Errada, porque a Constituição admite a exploração direta de atividade econômica pelo Estado, em caráter excepcional, por meio de empresa pública ou sociedade de economia mista.
- B)A lei que autorizou a instituição da empresa pública é, obrigatoriamente, uma lei complementar, por exigência do texto constitucional.
Errada, pois a criação de empresa pública depende de lei específica autorizadora, e não de lei complementar.
- C)Após a Constituição de 1988, cabe às empresas públicas a prestação de serviços públicos e às sociedades de economia mista cabe a exploração de atividade econômica.
Errada, porque a Constituição não faz essa divisão rígida: tanto empresas públicas quanto sociedades de economia mista podem atuar em serviços públicos ou em atividade econômica, conforme o caso.
- D)A empresa pública que explora atividade econômica sujeita-se ao regime trabalhista próprio das empresas privadas, o que não afasta a exigência de concurso público.
Certa, porque a empresa pública exploradora de atividade econômica submete-se ao regime trabalhista das empresas privadas, sem afastar a exigência de concurso público.
Gabarito: D
A questão mistura dois temas que a banca adora: o tipo de atividade da empresa estatal e o regime jurídico de seus empregados.
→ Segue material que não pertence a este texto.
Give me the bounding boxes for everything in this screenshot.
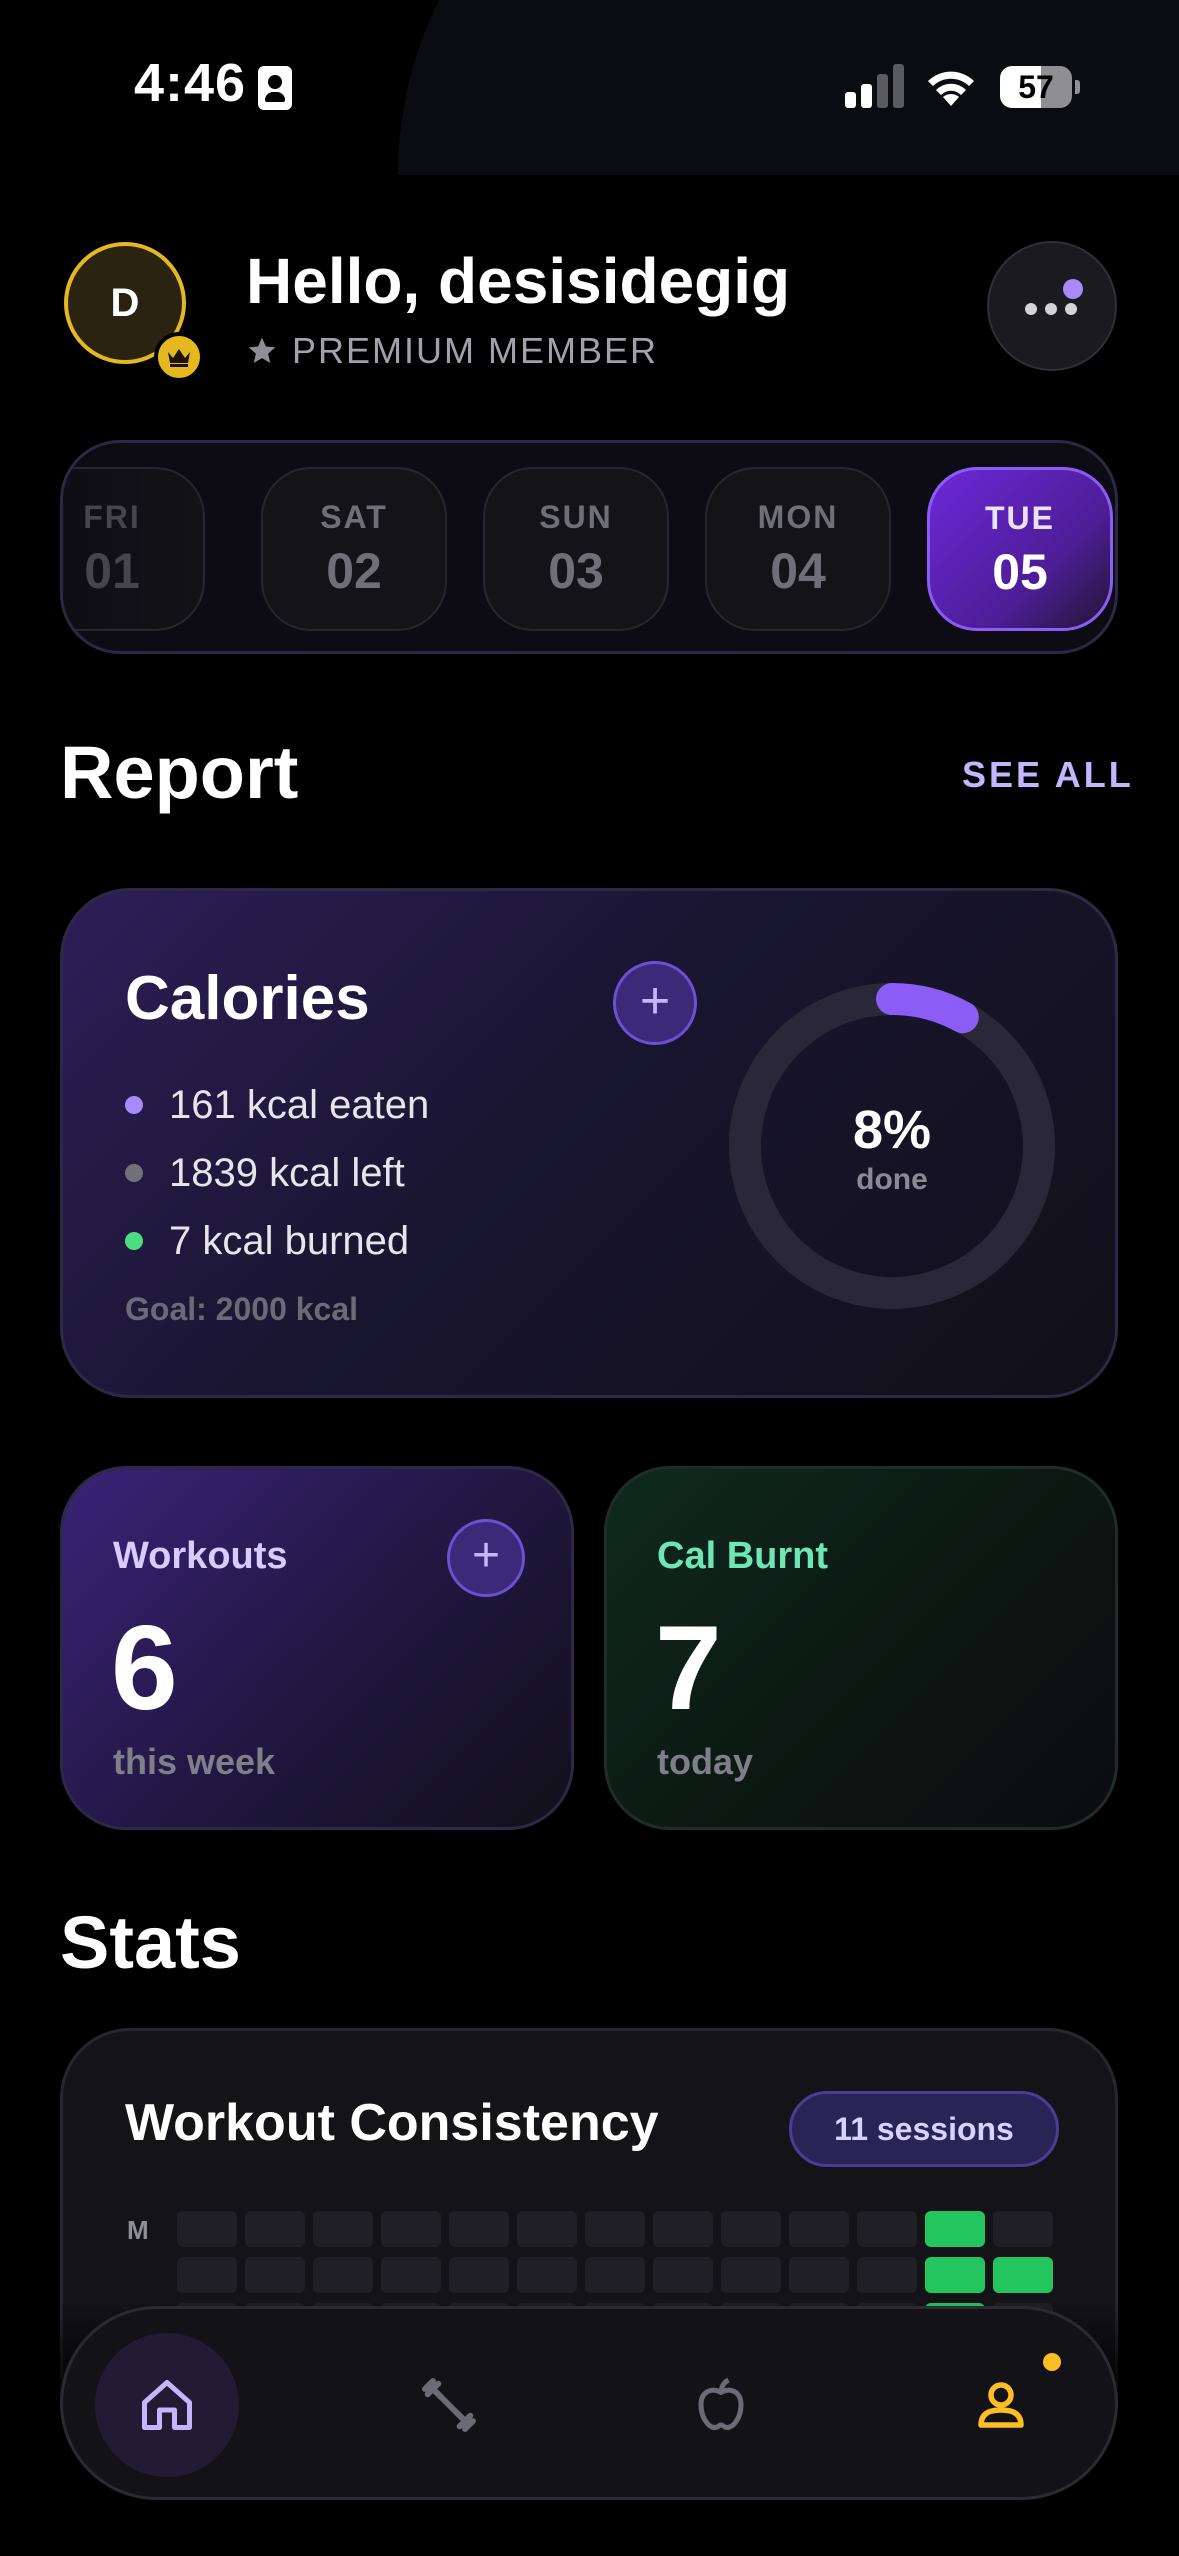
legend-eaten: 161 kcal eaten <box>125 1071 429 1139</box>
heatmap-cell <box>925 2257 985 2293</box>
legend-burned: 7 kcal burned <box>125 1207 429 1275</box>
date-number: 02 <box>326 543 382 599</box>
workouts-value: 6 <box>111 1601 178 1735</box>
profile-icon <box>978 2382 1024 2428</box>
cal-burnt-value: 7 <box>655 1601 722 1735</box>
nav-workouts[interactable] <box>377 2333 521 2477</box>
heatmap-cell <box>177 2257 237 2293</box>
cal-burnt-sub: today <box>657 1741 754 1782</box>
date-pill-tue[interactable]: TUE 05 <box>927 467 1113 631</box>
date-pill-mon[interactable]: MON 04 <box>705 467 891 631</box>
greeting-title: Hello, desisidegig <box>246 245 791 317</box>
date-pill-fri[interactable]: FRI 01 <box>63 467 205 631</box>
calorie-goal: Goal: 2000 kcal <box>125 1291 359 1327</box>
heatmap-cell <box>721 2257 781 2293</box>
calories-progress-ring: 8% done <box>727 981 1057 1311</box>
progress-caption: done <box>856 1163 928 1196</box>
heatmap-cell <box>993 2257 1053 2293</box>
heatmap-cell <box>993 2211 1053 2247</box>
more-menu-button[interactable] <box>987 241 1117 371</box>
nav-nutrition[interactable] <box>649 2333 793 2477</box>
heatmap-cell <box>245 2211 305 2247</box>
heatmap-cell <box>449 2211 509 2247</box>
heatmap-cell <box>585 2257 645 2293</box>
consistency-title: Workout Consistency <box>125 2094 659 2152</box>
wifi-icon <box>928 71 974 106</box>
sessions-badge: 11 sessions <box>789 2091 1059 2167</box>
date-day: MON <box>757 499 839 535</box>
heatmap-cell <box>517 2257 577 2293</box>
legend-left: 1839 kcal left <box>125 1139 429 1207</box>
see-all-link[interactable]: SEE ALL <box>962 754 1134 796</box>
legend-text: 1839 kcal left <box>169 1150 405 1195</box>
heatmap-cell <box>449 2257 509 2293</box>
id-card-icon <box>258 66 292 110</box>
heatmap-cell <box>245 2257 305 2293</box>
heatmap-cell <box>313 2257 373 2293</box>
crown-icon <box>154 332 204 382</box>
more-icon <box>1025 303 1077 315</box>
heatmap-cell <box>653 2257 713 2293</box>
heatmap-cell <box>857 2211 917 2247</box>
cal-burnt-label: Cal Burnt <box>657 1535 828 1577</box>
date-day: TUE <box>985 500 1055 536</box>
heatmap-cell <box>177 2211 237 2247</box>
workouts-label: Workouts <box>113 1535 288 1577</box>
heatmap-cell <box>925 2211 985 2247</box>
legend-text: 161 kcal eaten <box>169 1082 430 1127</box>
date-selector: FRI 01 SAT 02 SUN 03 MON 04 TUE 05 <box>60 440 1118 654</box>
date-number: 01 <box>84 543 140 599</box>
battery-percent: 57 <box>1018 69 1054 105</box>
date-pill-sat[interactable]: SAT 02 <box>261 467 447 631</box>
date-number: 05 <box>992 544 1048 600</box>
apple-icon <box>698 2377 744 2430</box>
heatmap-cell <box>517 2211 577 2247</box>
star-icon <box>248 337 276 363</box>
calories-title: Calories <box>125 964 370 1033</box>
row-label: M <box>127 2215 149 2245</box>
progress-percent: 8% <box>852 1100 932 1160</box>
add-calories-button[interactable]: + <box>613 961 697 1045</box>
heatmap-cell <box>789 2211 849 2247</box>
member-status: PREMIUM MEMBER <box>246 330 658 372</box>
date-day: FRI <box>83 499 141 535</box>
date-day: SUN <box>539 499 613 535</box>
heatmap-cell <box>789 2257 849 2293</box>
notification-dot <box>1063 279 1083 299</box>
workouts-sub: this week <box>113 1741 276 1782</box>
add-workout-button[interactable]: + <box>447 1519 525 1597</box>
signal-icon <box>845 64 905 108</box>
heatmap-cell <box>857 2257 917 2293</box>
heatmap-cell <box>585 2211 645 2247</box>
date-pill-sun[interactable]: SUN 03 <box>483 467 669 631</box>
battery-icon: 57 <box>1000 66 1080 108</box>
workouts-card[interactable]: Workouts + 6 this week <box>60 1466 574 1830</box>
app-screen: 4:46 57 D Hello, desisidegig PREMIUM MEM… <box>0 0 1179 2556</box>
calories-card[interactable]: Calories + 161 kcal eaten 1839 kcal left… <box>60 888 1118 1398</box>
date-number: 03 <box>548 543 604 599</box>
avatar-initial: D <box>110 280 140 325</box>
date-number: 04 <box>770 543 826 599</box>
heatmap-cell <box>721 2211 781 2247</box>
member-label: PREMIUM MEMBER <box>292 330 659 371</box>
calories-legend: 161 kcal eaten 1839 kcal left 7 kcal bur… <box>125 1071 429 1275</box>
heatmap-cell <box>381 2257 441 2293</box>
bottom-navigation <box>60 2306 1118 2500</box>
legend-text: 7 kcal burned <box>169 1218 410 1263</box>
heatmap-cell <box>381 2211 441 2247</box>
heatmap-cell <box>653 2211 713 2247</box>
cal-burnt-card[interactable]: Cal Burnt 7 today <box>604 1466 1118 1830</box>
profile-notification-dot <box>1043 2353 1061 2371</box>
home-icon <box>142 2380 192 2430</box>
report-title: Report <box>60 731 299 814</box>
stats-title: Stats <box>60 1901 241 1984</box>
heatmap-cell <box>313 2211 373 2247</box>
dumbbell-icon <box>422 2378 476 2432</box>
date-day: SAT <box>320 499 388 535</box>
status-time: 4:46 <box>134 53 247 113</box>
nav-home[interactable] <box>95 2333 239 2477</box>
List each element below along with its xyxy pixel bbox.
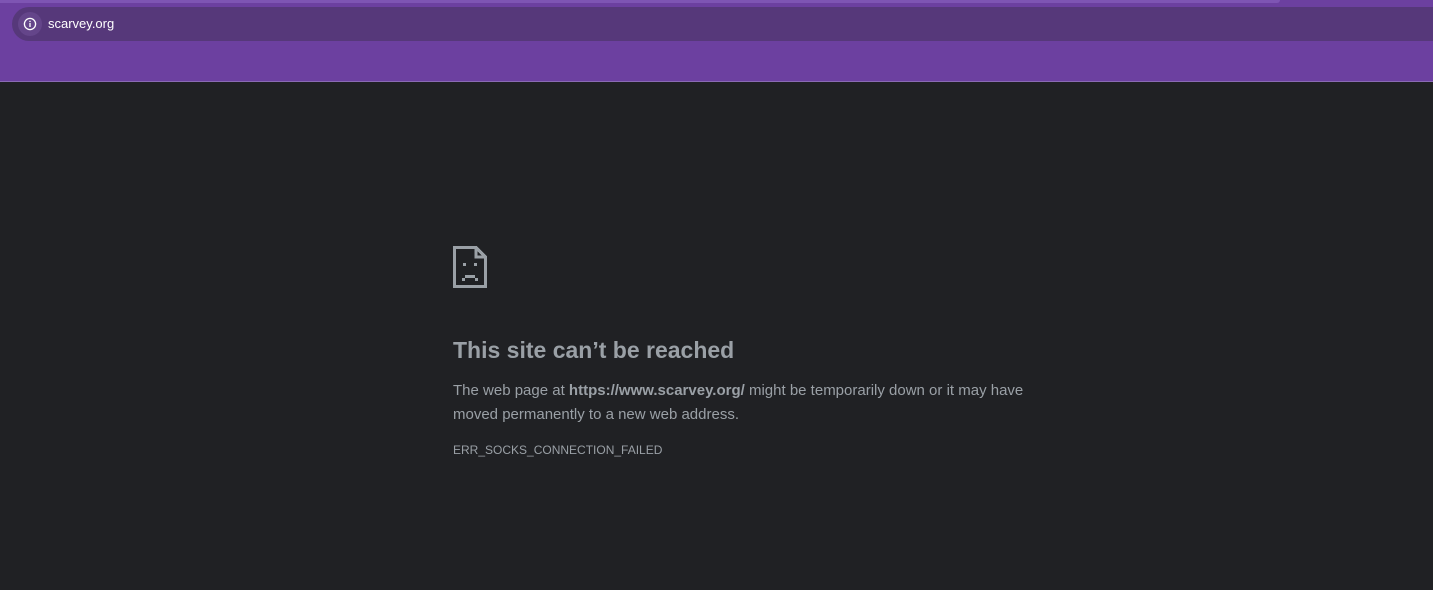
description-prefix: The web page at xyxy=(453,382,569,399)
sad-page-icon xyxy=(453,246,1053,288)
browser-toolbar: scarvey.org xyxy=(0,0,1433,82)
failed-url: https://www.scarvey.org/ xyxy=(568,382,745,399)
address-bar[interactable]: scarvey.org xyxy=(12,7,1433,41)
tab-strip-edge xyxy=(0,0,1280,3)
error-title: This site can’t be reached xyxy=(453,337,735,363)
error-page: This site can’t be reached The web page … xyxy=(453,246,1053,457)
address-bar-url[interactable]: scarvey.org xyxy=(48,16,114,32)
site-info-button[interactable] xyxy=(18,12,42,36)
error-code: ERR_SOCKS_CONNECTION_FAILED xyxy=(453,443,663,457)
info-circle-icon xyxy=(23,17,37,31)
error-description: The web page at https://www.scarvey.org/… xyxy=(453,379,1053,427)
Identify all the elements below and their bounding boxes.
A Constituição permite que o Estado explore diretamente atividade econômica, em caráter excepcional, por meio de empresa pública ou sociedade de economia mista, quando houver relevante interesse coletivo ou imperativo de segurança nacional. Isso está no art. 173 da CF, e a autorização para criação vem de lei específica, não de lei complementar. Quando a empresa pública atua no setor bancário e creditício, ela está exercendo atividade econômica em sentido estrito. Nessa hipótese, o pessoal contratado é regido pela CLT, ou seja, pelo regime trabalhista das empresas privadas, embora o ingresso dependa de concurso público, por força do art. 37, II, da Constituição. É aquela situação clássica: o Estado entra no mercado, mas não leva consigo o pacote completo do regime estatutário. Por isso, a alternativa D está correta: regime celetista, mas com concurso público obrigatório. A lógica constitucional é justamente separar a forma de contratação do vínculo administrativo típico dos servidores estatutários. O STF e a doutrina são pacíficos nesse ponto. Resumo de prova: empresa pública ou sociedade de economia mista que explore atividade econômica não vira repartição pública tradicional. Ela continua estatal, mas com cara de empresa privada na relação de trabalho. E o concurso continua sendo a porta de entrada.